The company said it partnered with NebuAD to build behavioral profiles of users and sell them to third-party advertising networks to serve more tailored ads.
Ted Schremp, vice president of Charter Communications, told Wired.com the system initially will be tested with subscribers in Ft. Worth, Texas; San Luis Obispo, Calif.; Oxford, Mass.; and Newton, Conn.
Charter said customers would be able to opt out of the service, but the opt-out operation must be done on every home computer and redone if cookies on the computer are deleted. Opting out of the service would only stop targeted ads, not tracking of Web surfing.

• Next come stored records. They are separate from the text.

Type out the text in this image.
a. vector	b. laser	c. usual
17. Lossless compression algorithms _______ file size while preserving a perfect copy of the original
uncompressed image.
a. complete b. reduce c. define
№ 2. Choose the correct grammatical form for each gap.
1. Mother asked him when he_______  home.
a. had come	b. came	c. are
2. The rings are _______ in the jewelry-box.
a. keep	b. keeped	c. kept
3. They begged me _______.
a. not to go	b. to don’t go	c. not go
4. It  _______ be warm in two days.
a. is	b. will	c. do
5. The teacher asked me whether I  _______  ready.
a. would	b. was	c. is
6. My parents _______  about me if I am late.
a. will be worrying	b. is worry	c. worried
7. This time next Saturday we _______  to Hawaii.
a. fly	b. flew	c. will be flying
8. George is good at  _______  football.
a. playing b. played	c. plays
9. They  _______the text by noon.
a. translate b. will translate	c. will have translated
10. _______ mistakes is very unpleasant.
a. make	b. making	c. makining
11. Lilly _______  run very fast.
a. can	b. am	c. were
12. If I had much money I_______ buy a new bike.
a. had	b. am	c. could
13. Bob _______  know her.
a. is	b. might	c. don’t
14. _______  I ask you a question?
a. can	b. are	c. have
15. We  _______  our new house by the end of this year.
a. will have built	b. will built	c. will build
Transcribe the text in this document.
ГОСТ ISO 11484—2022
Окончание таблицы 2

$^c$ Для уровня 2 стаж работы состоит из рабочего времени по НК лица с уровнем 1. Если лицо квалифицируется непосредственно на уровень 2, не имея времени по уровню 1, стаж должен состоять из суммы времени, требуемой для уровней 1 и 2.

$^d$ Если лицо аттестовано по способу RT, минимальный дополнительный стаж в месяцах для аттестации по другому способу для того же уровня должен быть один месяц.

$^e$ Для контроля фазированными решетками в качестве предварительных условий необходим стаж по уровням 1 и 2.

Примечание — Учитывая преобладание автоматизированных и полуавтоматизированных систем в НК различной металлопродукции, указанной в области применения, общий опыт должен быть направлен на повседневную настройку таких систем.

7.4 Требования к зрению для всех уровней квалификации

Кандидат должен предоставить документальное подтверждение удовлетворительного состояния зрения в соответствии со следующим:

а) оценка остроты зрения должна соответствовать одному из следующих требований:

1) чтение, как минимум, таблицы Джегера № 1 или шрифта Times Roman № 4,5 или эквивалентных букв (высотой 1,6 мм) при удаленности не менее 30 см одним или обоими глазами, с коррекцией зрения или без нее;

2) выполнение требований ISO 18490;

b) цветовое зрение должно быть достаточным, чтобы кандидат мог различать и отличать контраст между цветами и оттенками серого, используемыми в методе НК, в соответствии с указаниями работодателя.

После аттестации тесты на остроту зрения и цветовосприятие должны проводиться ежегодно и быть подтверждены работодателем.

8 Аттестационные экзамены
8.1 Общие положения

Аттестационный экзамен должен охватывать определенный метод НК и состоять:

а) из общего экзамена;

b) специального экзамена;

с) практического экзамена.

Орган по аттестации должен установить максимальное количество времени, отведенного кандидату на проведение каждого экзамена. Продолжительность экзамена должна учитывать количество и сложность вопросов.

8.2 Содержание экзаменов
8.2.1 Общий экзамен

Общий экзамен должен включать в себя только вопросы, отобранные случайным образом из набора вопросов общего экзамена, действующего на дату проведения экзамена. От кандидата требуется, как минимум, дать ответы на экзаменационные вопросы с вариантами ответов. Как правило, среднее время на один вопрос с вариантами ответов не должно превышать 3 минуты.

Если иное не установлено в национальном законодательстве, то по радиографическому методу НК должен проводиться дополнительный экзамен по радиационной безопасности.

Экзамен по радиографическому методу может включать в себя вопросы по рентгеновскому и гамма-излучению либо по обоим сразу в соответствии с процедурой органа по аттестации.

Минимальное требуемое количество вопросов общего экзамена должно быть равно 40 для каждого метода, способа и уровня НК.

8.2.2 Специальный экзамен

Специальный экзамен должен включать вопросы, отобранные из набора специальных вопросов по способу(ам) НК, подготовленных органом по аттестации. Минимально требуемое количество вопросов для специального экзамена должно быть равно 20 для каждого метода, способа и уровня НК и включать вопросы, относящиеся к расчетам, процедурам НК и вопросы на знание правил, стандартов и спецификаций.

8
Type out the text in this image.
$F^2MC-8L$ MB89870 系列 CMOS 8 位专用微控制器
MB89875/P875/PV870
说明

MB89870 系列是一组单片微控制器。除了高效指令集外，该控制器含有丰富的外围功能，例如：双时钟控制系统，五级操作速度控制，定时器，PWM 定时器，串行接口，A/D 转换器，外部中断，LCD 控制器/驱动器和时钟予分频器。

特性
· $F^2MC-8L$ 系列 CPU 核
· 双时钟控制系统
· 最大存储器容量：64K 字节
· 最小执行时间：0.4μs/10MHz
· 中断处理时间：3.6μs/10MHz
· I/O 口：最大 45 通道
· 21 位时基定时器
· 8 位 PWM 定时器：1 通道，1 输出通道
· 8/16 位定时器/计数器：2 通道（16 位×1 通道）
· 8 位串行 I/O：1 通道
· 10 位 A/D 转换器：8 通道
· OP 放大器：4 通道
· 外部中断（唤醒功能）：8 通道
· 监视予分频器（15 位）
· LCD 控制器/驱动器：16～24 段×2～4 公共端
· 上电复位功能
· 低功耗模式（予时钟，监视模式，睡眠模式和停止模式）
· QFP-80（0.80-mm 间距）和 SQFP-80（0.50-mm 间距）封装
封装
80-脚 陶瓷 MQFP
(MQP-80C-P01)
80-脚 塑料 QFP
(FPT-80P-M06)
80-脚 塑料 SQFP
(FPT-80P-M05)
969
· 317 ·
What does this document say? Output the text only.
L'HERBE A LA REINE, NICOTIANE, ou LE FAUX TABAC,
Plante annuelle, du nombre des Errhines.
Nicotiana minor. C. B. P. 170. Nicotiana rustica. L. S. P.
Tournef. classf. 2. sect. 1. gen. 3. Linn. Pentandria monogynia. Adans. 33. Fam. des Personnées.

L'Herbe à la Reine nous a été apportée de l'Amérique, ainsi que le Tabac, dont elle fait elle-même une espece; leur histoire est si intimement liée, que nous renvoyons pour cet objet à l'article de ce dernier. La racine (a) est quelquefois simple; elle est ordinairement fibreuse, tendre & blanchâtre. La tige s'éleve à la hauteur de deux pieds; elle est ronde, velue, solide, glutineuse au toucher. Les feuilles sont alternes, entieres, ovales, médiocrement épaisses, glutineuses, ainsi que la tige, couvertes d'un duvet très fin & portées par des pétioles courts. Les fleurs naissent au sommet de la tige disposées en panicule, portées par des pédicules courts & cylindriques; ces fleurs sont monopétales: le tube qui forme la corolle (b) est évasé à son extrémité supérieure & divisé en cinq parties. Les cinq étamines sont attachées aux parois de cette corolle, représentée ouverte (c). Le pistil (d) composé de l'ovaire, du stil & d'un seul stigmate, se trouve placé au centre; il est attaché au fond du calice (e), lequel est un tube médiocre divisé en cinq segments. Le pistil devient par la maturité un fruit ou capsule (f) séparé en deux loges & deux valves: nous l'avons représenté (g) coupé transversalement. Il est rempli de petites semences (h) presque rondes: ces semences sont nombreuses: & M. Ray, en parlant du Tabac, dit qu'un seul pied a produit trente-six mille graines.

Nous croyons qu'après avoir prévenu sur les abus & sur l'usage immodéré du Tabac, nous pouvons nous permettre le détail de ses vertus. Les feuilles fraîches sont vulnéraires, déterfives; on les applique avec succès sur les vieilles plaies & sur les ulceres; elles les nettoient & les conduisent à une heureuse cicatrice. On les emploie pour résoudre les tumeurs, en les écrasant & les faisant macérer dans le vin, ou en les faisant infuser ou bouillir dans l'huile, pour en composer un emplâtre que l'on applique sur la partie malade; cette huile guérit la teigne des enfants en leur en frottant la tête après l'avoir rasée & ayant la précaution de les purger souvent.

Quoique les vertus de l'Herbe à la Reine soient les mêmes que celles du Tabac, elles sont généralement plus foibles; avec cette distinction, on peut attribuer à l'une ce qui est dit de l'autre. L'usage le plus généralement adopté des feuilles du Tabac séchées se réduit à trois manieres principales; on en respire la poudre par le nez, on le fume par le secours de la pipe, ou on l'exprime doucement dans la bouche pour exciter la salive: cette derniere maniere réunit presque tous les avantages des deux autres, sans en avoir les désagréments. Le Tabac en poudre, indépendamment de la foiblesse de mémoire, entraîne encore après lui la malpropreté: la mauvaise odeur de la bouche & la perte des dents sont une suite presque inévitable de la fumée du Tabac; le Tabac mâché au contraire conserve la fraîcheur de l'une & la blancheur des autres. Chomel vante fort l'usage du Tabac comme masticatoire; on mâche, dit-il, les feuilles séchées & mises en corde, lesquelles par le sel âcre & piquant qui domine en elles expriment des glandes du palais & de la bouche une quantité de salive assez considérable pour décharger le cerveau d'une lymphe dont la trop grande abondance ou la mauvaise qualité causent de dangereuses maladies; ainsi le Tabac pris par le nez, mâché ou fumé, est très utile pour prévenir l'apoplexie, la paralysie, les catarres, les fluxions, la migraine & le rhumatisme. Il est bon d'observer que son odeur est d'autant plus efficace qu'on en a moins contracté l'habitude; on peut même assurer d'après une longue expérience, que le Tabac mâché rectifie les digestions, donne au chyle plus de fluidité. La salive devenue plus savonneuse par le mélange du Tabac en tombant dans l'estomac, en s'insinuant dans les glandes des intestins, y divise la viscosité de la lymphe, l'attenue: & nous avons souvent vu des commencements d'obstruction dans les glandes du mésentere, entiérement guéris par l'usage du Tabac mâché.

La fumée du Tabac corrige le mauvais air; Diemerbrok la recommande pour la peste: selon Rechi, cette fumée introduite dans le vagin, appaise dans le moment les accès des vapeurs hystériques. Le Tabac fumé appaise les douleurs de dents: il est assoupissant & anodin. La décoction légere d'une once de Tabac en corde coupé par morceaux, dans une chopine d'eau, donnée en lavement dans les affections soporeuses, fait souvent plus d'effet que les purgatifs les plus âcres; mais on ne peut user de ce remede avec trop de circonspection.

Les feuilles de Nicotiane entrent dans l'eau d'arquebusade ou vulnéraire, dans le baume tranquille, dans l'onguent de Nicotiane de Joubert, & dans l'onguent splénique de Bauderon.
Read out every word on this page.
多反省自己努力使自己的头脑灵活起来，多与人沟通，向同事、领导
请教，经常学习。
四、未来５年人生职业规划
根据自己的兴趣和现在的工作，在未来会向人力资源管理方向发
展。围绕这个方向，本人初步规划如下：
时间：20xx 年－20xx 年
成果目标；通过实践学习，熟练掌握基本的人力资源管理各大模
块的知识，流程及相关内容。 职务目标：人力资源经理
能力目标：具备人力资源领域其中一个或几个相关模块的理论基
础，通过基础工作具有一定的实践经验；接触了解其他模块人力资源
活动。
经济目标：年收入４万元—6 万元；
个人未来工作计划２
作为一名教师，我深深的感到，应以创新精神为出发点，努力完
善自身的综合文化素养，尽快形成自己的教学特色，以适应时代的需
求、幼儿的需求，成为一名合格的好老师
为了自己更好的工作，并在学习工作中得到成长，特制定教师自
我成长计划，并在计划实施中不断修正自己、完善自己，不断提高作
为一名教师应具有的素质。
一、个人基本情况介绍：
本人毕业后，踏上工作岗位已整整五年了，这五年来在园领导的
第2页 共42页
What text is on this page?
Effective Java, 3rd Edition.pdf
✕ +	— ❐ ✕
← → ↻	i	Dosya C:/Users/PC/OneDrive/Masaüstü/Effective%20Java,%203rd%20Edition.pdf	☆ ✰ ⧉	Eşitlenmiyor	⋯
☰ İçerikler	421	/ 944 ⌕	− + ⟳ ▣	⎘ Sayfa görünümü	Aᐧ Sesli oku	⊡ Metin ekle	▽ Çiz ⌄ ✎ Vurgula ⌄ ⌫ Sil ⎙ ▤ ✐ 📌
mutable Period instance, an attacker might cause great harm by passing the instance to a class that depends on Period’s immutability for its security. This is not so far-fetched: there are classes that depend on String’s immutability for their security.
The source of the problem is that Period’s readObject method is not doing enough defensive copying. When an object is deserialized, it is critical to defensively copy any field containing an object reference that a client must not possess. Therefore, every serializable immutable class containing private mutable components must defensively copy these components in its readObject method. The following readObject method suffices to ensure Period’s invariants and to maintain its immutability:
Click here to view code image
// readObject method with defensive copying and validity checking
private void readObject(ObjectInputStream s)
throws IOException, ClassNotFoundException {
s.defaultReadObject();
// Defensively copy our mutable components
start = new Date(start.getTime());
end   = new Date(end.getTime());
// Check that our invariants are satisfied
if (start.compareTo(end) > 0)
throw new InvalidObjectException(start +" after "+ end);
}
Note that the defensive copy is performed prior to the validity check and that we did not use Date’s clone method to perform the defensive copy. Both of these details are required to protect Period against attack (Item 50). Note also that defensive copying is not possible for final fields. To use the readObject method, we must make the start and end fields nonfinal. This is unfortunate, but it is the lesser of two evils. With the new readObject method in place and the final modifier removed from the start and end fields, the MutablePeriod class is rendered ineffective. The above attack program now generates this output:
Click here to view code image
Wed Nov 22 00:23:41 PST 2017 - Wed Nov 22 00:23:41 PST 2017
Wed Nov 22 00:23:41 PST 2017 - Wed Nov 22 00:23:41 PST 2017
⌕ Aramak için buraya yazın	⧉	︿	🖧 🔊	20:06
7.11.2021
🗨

Other Internet service providers, including WOW, Embarq, CenturyTel and Broadstripe, have employed similar systems.
Charter said it will start testing the system within 30 days and will decide whether to roll it out to its other customers a few months after that.
"The advertising you typically see online will better reflect the interests you express through your Web-surfing activity," Charter wrote in letters sent to customers in the initial cities. "You will not see more ads - just ads that are more relevant to you."
"All we are doing is, in an anonymous format, providing additional context to serve those ads," Schremp told The New York Times. "To the extent those ads are more meaningful to me as Ted Schremp, I will have a better Internet experience than the generic ads that are part of Yahoo and everything online."